Anche Maria ha potuto scegliere sulla propria maternità

Sollecitato da una prima pagina del quotidiano "Liberazione", nella quale era raffigurata l'Annunciazione di Da Vinci (la stessa che ho riportato qui sopra), ho voluto provare a riflettere sull'importanza della volontà della donna, sul portare avanti una gravidanza, anche dal punto di vista cattolico.
Da ateo quale sono, sono già pienamente convinto che alla donna, debba essere assolutamente riconosciuto il diritto di poter liberamente disporre del proprio corpo. Un diritto che non può essere limitato per il fatto di possedere un utero. La dignità della donna, non può essere sottomessa al supposto diritto di un embrione.
Ma appunto, ho pensato di poter facilmente ragionare in questi termini, per il fatto che non credo nell'esistenza di un dio.

La curiosità e la voglia di conoscere e di confrontarmi, mi hanno portato perciò a leggere ed a capirne il significato, di alcuni passi del Vangelo di Luca. Nella lettura mi sono aiutato con la lettura dell'interpretazione del significato degli stessi passi, dato da studiosi cattolici, riscontrabili anche nel web.
Quello che viene fuori, mi pare, è che in materia di volontà della donna sulla gravidanza, il Vaticano assuma una posizione diversa rispetto a quanto descritto dal Vangelo di Luca.

Nell'annunciazione del Vangelo secondo Luca, l'angelo Gabriele si rivolge a Maria dicendo: "Rallegrati, piena di grazia, il Signore è con te". Con quel rallegrati Dio, attraverso l'angelo, invita Maria a gioire per la maternità che l'aspetta. Era richiesta a Maria una disposizione essenziale per la cooperazione con Dio nell'opera che si stava compiendo. Senza una vera gioia personale di Maria, non avrebbe potuto essere compiuta l'opera divina, cioè non avrebbe potuto Maria essere madre del figlio di Dio.
Dio ha chiesto a Maria il suo consenso per portare a termine il proprio disegno e questa era libera di poter sciegliere. Non una costrizione quindi, alla volontà divina, per cui non avrebbe avuto senso l'invito a rallegrarsi rivoltole dall'angelo Gabriele. Senza il consenso di Maria, l'incarnazione di Dio non avrebbe potuto essereci.
La stessa risposta di Maria "Avvenga per me come tu hai detto", sottintende non soltanto una volontà della donna conforme al volere divino, ma il desiderio di perseguire la volontà divina, che è poi il desiderio e la volontà di portare in grembo e dare alla luce il figlio di Dio.

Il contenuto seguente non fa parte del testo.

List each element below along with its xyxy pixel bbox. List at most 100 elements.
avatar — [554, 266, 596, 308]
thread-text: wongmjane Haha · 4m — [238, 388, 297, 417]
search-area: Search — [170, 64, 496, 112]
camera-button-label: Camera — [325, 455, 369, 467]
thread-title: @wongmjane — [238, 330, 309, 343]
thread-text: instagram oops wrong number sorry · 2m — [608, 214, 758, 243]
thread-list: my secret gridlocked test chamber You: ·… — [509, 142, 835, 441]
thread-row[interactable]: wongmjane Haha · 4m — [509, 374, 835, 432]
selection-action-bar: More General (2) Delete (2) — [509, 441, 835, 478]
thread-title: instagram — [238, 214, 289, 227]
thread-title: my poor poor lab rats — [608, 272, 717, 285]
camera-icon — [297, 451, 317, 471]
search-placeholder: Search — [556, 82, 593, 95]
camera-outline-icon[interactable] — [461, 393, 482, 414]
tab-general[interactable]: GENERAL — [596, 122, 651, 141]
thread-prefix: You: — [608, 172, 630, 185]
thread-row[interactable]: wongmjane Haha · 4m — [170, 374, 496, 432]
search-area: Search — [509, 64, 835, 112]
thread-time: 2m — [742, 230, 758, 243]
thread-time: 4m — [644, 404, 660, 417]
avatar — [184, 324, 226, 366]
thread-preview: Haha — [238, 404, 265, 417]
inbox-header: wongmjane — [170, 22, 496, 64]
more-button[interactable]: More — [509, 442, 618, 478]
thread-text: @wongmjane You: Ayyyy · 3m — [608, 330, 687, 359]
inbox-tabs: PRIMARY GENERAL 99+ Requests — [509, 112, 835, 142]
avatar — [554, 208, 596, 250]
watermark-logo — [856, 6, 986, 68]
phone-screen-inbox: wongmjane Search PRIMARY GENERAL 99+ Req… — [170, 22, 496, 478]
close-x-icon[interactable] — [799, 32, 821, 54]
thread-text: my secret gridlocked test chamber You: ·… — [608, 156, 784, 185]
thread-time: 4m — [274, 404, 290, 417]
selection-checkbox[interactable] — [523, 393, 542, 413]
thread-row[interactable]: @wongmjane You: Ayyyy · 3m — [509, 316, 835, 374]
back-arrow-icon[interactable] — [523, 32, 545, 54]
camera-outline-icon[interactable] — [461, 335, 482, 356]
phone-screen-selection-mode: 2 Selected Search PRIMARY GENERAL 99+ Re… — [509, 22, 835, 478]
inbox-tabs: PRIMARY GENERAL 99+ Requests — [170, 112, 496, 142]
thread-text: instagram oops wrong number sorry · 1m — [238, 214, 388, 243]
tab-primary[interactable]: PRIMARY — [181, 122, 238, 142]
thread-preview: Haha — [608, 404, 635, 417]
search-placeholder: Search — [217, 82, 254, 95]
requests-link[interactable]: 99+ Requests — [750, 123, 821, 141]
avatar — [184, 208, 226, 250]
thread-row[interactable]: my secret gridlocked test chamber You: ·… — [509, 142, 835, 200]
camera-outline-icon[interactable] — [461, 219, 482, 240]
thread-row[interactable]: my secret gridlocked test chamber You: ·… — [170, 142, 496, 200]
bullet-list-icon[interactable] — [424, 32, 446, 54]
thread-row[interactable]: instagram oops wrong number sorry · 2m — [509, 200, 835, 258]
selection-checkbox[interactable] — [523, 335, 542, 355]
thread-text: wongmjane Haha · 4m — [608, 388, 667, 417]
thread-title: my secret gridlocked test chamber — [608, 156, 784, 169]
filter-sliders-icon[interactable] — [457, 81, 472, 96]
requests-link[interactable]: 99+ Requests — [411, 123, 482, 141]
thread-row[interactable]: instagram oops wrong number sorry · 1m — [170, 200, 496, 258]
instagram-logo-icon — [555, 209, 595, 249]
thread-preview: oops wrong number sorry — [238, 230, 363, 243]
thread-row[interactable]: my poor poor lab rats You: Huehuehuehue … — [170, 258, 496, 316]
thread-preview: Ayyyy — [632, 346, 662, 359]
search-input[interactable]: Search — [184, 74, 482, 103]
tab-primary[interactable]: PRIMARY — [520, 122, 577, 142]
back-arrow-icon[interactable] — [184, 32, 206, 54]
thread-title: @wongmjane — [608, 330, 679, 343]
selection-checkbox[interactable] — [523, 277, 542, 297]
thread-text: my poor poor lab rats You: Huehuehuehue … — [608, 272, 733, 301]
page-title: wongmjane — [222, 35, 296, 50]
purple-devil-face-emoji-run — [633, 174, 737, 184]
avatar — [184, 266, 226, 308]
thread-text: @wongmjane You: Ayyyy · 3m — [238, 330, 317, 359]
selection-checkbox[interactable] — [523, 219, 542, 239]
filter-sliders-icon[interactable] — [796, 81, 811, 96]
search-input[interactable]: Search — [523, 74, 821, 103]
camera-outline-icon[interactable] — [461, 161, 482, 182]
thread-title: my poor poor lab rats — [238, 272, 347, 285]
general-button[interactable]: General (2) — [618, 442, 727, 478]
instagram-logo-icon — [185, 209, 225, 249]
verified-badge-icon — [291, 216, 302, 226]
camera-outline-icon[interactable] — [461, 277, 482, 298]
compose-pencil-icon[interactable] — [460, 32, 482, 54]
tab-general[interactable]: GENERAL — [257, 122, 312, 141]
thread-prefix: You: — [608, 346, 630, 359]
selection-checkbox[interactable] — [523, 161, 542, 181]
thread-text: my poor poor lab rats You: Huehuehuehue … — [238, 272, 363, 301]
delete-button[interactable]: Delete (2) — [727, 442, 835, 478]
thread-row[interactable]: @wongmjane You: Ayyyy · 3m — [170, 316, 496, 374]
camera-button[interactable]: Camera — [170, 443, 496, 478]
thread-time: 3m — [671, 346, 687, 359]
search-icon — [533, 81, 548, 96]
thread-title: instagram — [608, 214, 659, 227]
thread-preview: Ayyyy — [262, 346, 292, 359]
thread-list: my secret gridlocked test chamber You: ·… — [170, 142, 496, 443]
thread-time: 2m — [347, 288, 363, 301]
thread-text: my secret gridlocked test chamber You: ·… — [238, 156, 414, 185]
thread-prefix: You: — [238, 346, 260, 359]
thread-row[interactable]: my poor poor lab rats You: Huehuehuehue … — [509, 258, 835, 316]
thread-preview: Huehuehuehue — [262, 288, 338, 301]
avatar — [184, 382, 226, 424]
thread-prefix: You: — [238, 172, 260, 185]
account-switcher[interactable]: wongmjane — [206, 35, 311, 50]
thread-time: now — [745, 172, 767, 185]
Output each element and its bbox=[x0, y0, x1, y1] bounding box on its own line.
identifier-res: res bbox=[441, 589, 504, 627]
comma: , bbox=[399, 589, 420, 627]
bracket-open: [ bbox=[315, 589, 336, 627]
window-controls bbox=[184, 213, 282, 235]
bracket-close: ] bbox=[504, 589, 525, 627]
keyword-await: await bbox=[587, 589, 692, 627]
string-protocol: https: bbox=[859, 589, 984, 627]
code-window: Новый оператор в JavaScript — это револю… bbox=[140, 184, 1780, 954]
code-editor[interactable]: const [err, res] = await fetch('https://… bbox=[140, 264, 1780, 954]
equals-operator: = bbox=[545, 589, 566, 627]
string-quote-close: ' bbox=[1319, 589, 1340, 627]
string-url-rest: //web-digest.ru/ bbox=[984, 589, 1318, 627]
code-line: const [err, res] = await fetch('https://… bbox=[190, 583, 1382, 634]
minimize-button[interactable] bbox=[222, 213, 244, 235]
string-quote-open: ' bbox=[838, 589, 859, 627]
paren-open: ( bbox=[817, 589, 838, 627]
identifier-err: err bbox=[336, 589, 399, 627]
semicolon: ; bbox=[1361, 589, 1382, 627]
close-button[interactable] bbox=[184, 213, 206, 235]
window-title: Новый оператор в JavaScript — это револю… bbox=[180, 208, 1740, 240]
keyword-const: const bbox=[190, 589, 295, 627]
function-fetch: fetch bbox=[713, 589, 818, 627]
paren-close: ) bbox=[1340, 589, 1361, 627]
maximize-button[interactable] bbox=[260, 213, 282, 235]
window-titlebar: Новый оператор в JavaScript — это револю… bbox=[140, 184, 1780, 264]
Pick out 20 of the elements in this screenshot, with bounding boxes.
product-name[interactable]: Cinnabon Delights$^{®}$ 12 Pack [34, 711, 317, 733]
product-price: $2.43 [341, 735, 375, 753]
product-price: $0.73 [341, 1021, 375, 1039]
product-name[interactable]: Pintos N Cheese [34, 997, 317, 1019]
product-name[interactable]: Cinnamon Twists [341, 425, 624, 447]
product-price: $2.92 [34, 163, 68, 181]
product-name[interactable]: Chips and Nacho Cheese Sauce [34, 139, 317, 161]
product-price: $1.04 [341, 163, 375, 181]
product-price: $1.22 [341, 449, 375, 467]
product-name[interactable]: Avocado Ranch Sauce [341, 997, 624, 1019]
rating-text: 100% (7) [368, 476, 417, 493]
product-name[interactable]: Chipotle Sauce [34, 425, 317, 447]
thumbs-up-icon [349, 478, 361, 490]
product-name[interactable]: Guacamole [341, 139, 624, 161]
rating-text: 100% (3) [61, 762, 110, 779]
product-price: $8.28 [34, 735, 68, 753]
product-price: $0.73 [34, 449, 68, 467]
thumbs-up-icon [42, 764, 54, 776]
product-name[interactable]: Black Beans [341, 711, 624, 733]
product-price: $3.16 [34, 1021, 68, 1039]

Se persino Dio si è inchinato alla volontà di una donna, di portare in grembo e dare alla luce il proprio figlio, affinchè si potesse realizzare un disegno divino che avrebbe coinvolto tutta l'umanità, che possono uomini in carne ed ossa, in nome di Dio, essere tanto presuntuosi da limitare la libertà femminile si decidere sul e del proprio corpo?